Des recommandations plus pratiques pour les étudiants juifs figuraient également dans le rapport, notamment en augmentant les options de restauration casher et en fournissant davantage de logements aux étudiants juifs pratiquants lorsque les cours entrent en conflit avec les jours fériés ou le Shabbat.
Le groupe de travail sur l’inclusion des musulmans a également recommandé à l’école de clarifier « l’ambiguïté » de ses politiques concernant la manière dont elle réprime les manifestations. Le rapport indique également que de nombreux étudiants pro-palestiniens ont peur du « doxxing » (une fuite de leurs informations personnelles) au public, ce que plusieurs groupes d’extrême droite et pro-israéliens ont fait l’année dernière à des étudiants qui avaient signé une lettre ouverte accusant Israël d’être entièrement responsable des attentats du 7 octobre.
Dans une déclaration, Garber a salué les rapports des deux groupes de travail sans faire spécifiquement référence à leurs conclusions.

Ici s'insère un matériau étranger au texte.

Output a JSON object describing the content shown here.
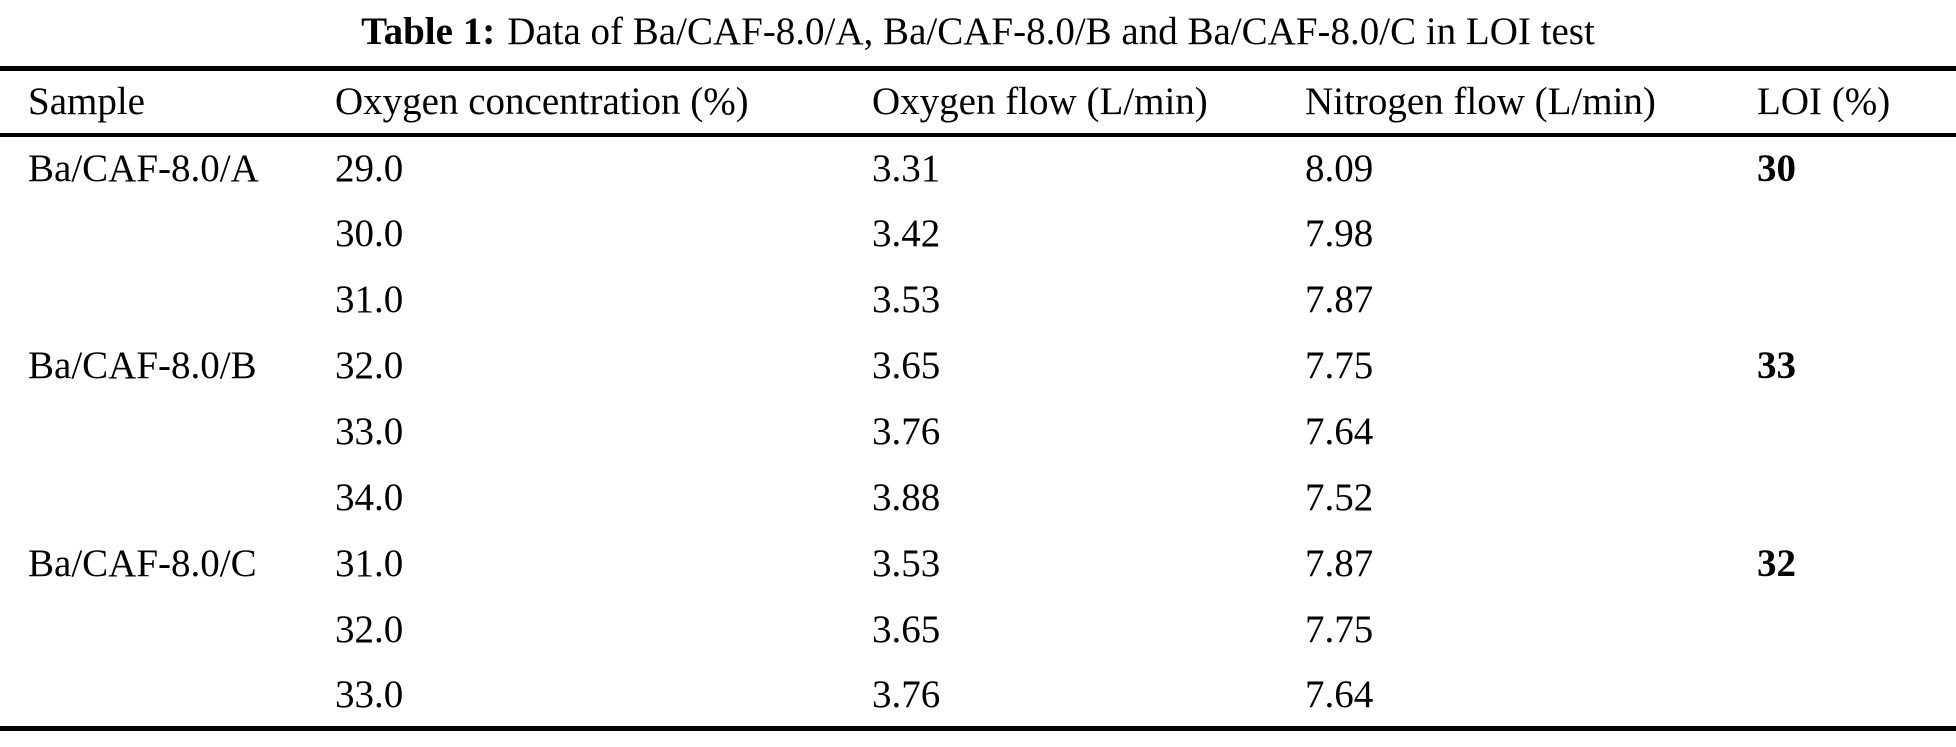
{
  "caption": {
    "label": "Table 1:",
    "text": "Data of Ba/CAF-8.0/A, Ba/CAF-8.0/B and Ba/CAF-8.0/C in LOI test"
  },
  "table": {
    "headers": {
      "sample": "Sample",
      "oxygen_concentration": "Oxygen concentration (%)",
      "oxygen_flow": "Oxygen flow (L/min)",
      "nitrogen_flow": "Nitrogen flow (L/min)",
      "loi": "LOI (%)"
    },
    "rows": [
      {
        "sample": "Ba/CAF-8.0/A",
        "oxygen_concentration": "29.0",
        "oxygen_flow": "3.31",
        "nitrogen_flow": "8.09",
        "loi": "30"
      },
      {
        "sample": "",
        "oxygen_concentration": "30.0",
        "oxygen_flow": "3.42",
        "nitrogen_flow": "7.98",
        "loi": ""
      },
      {
        "sample": "",
        "oxygen_concentration": "31.0",
        "oxygen_flow": "3.53",
        "nitrogen_flow": "7.87",
        "loi": ""
      },
      {
        "sample": "Ba/CAF-8.0/B",
        "oxygen_concentration": "32.0",
        "oxygen_flow": "3.65",
        "nitrogen_flow": "7.75",
        "loi": "33"
      },
      {
        "sample": "",
        "oxygen_concentration": "33.0",
        "oxygen_flow": "3.76",
        "nitrogen_flow": "7.64",
        "loi": ""
      },
      {
        "sample": "",
        "oxygen_concentration": "34.0",
        "oxygen_flow": "3.88",
        "nitrogen_flow": "7.52",
        "loi": ""
      },
      {
        "sample": "Ba/CAF-8.0/C",
        "oxygen_concentration": "31.0",
        "oxygen_flow": "3.53",
        "nitrogen_flow": "7.87",
        "loi": "32"
      },
      {
        "sample": "",
        "oxygen_concentration": "32.0",
        "oxygen_flow": "3.65",
        "nitrogen_flow": "7.75",
        "loi": ""
      },
      {
        "sample": "",
        "oxygen_concentration": "33.0",
        "oxygen_flow": "3.76",
        "nitrogen_flow": "7.64",
        "loi": ""
      }
    ]
  },
  "colors": {
    "text": "#000000",
    "background": "#ffffff",
    "rule": "#000000"
  }
}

« Nous devons renforcer nos liens en nous engageant durablement à nous engager les uns les autres avec tact, décence et compassion », a-t-il déclaré. « Notre apprentissage ne peut pas se limiter à des activités purement académiques si nous espérons assumer nos responsabilités les uns envers les autres et envers l’institution qui est notre foyer intellectuel. »
La façon dont Harvard a traité les préoccupations des étudiants juifs a fait l’objet d’intenses critiques de la part des cercles juifs après le 7 octobre. La présidente Claudine Gay a démissionné après une audience au Congrès au cours de laquelle elle n’a pas précisé si les « appels au génocide des Juifs » violaient la conduite de l’université ; l’école a également été le site de plusieurs enquêtes du titre VI au ministère américain de l’Éducation. Au début du mois dernier, le directeur de Harvard Habad a publiquement confronté une conférencière invitée à propos de ce qu’il pensait être un commentaire antisémite dans son discours.

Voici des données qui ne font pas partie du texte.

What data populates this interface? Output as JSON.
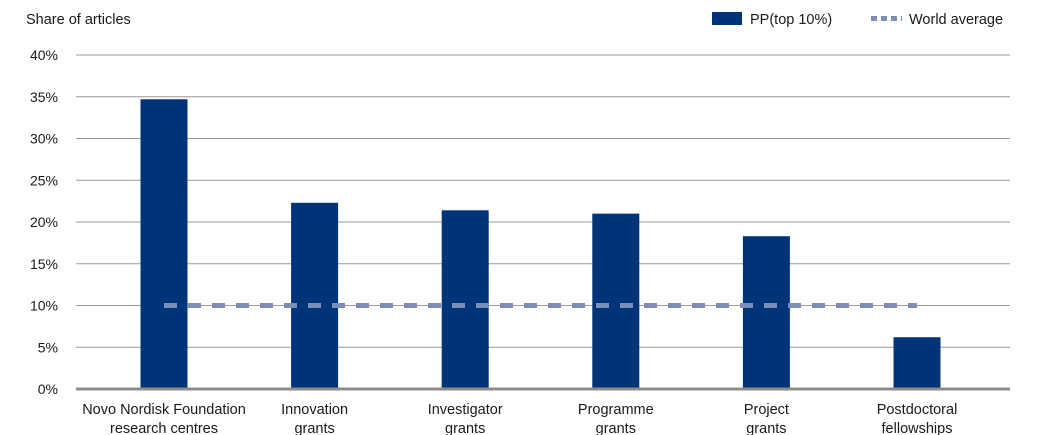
{
  "chart_data": {
    "type": "bar",
    "ylabel": "Share of articles",
    "ylim": [
      0,
      40
    ],
    "yticks": [
      0,
      5,
      10,
      15,
      20,
      25,
      30,
      35,
      40
    ],
    "ytick_labels": [
      "0%",
      "5%",
      "10%",
      "15%",
      "20%",
      "25%",
      "30%",
      "35%",
      "40%"
    ],
    "categories": [
      [
        "Novo Nordisk Foundation",
        "research centres"
      ],
      [
        "Innovation",
        "grants"
      ],
      [
        "Investigator",
        "grants"
      ],
      [
        "Programme",
        "grants"
      ],
      [
        "Project",
        "grants"
      ],
      [
        "Postdoctoral",
        "fellowships"
      ]
    ],
    "series": [
      {
        "name": "PP(top 10%)",
        "type": "bar",
        "color": "#003478",
        "values": [
          34.7,
          22.3,
          21.4,
          21.0,
          18.3,
          6.2
        ]
      },
      {
        "name": "World average",
        "type": "line",
        "style": "dashed",
        "color": "#7b8db8",
        "values": [
          10,
          10,
          10,
          10,
          10,
          10
        ]
      }
    ],
    "grid": true,
    "legend": "top-right"
  }
}
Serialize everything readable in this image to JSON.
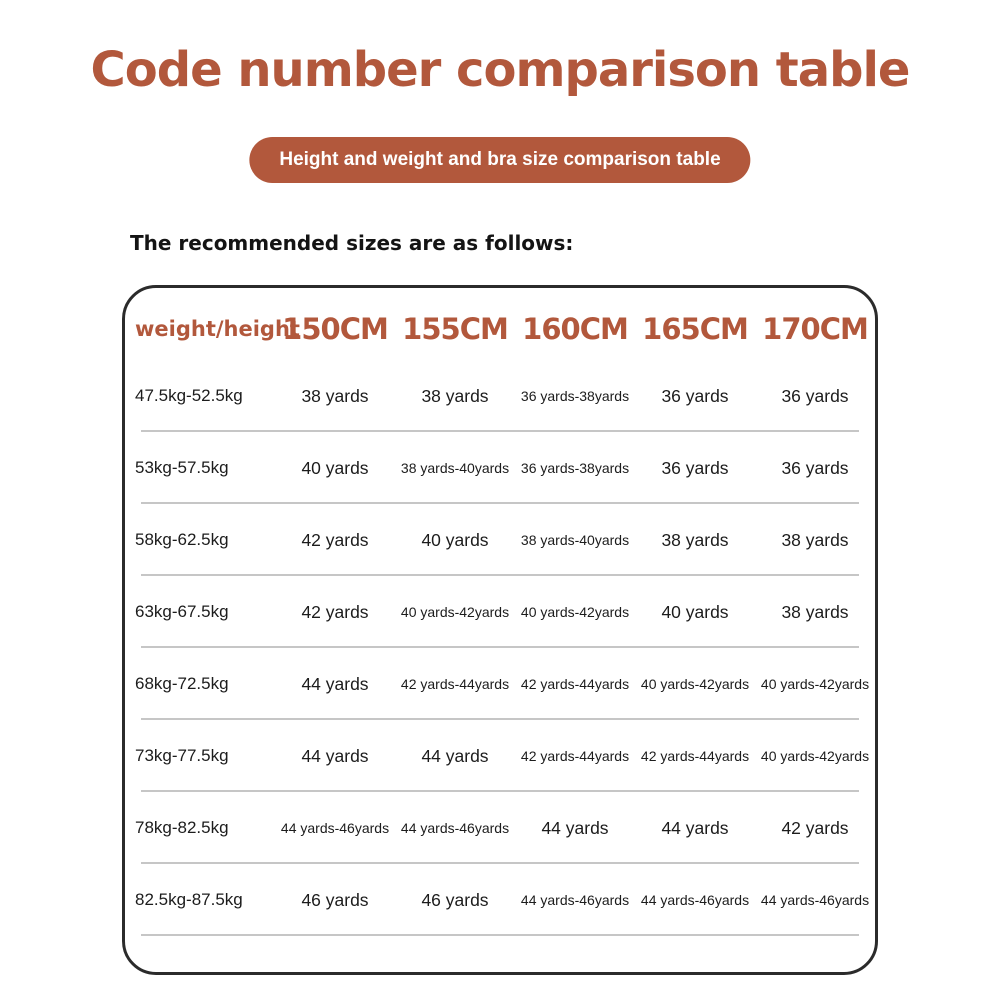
{
  "page": {
    "title": "Code number comparison table",
    "badge": "Height and weight and bra size comparison table",
    "intro": "The recommended sizes are as follows:"
  },
  "colors": {
    "accent_terracotta": "#b2583c",
    "badge_text": "#ffffff",
    "body_text": "#1c1c1c",
    "divider": "#c6c6c6",
    "table_border": "#2b2b2b",
    "background": "#ffffff"
  },
  "chart_data": {
    "type": "table",
    "title": "Code number comparison table",
    "subtitle": "Height and weight and bra size comparison table",
    "note": "The recommended sizes are as follows:",
    "columns": [
      "weight/height",
      "150CM",
      "155CM",
      "160CM",
      "165CM",
      "170CM"
    ],
    "rows": [
      [
        "47.5kg-52.5kg",
        "38 yards",
        "38 yards",
        "36 yards-38yards",
        "36 yards",
        "36 yards"
      ],
      [
        "53kg-57.5kg",
        "40 yards",
        "38 yards-40yards",
        "36 yards-38yards",
        "36 yards",
        "36 yards"
      ],
      [
        "58kg-62.5kg",
        "42 yards",
        "40 yards",
        "38 yards-40yards",
        "38 yards",
        "38 yards"
      ],
      [
        "63kg-67.5kg",
        "42 yards",
        "40 yards-42yards",
        "40 yards-42yards",
        "40 yards",
        "38 yards"
      ],
      [
        "68kg-72.5kg",
        "44 yards",
        "42 yards-44yards",
        "42 yards-44yards",
        "40 yards-42yards",
        "40 yards-42yards"
      ],
      [
        "73kg-77.5kg",
        "44 yards",
        "44 yards",
        "42 yards-44yards",
        "42 yards-44yards",
        "40 yards-42yards"
      ],
      [
        "78kg-82.5kg",
        "44 yards-46yards",
        "44 yards-46yards",
        "44 yards",
        "44 yards",
        "42 yards"
      ],
      [
        "82.5kg-87.5kg",
        "46 yards",
        "46 yards",
        "44 yards-46yards",
        "44 yards-46yards",
        "44 yards-46yards"
      ]
    ]
  }
}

Et le groupe de travail lui-même a été difficile. Au moins deux membres, dont un coprésident, ont démissionné avant la publication du rapport, tandis que Penslar, qui dirige le centre d’études juives de Harvard, a résisté aux critiques de groupes pro-israéliens qui estimaient que ses opinions étaient trop progressistes pour modérer l’antisémitisme.
En outre, la romancière Dara Horn, qui faisait partie d’une précédente mouvance du groupe, s’en est depuis distanciée et est devenue une critique virulente de la gestion de l’antisémitisme par Harvard. En mars, elle a accordé une interview au Congrès sur le sujet, destinée à donner à la sous-commission de l’éducation de la Chambre, dirigée par les républicains, davantage de matière à une action en justice contre l’école.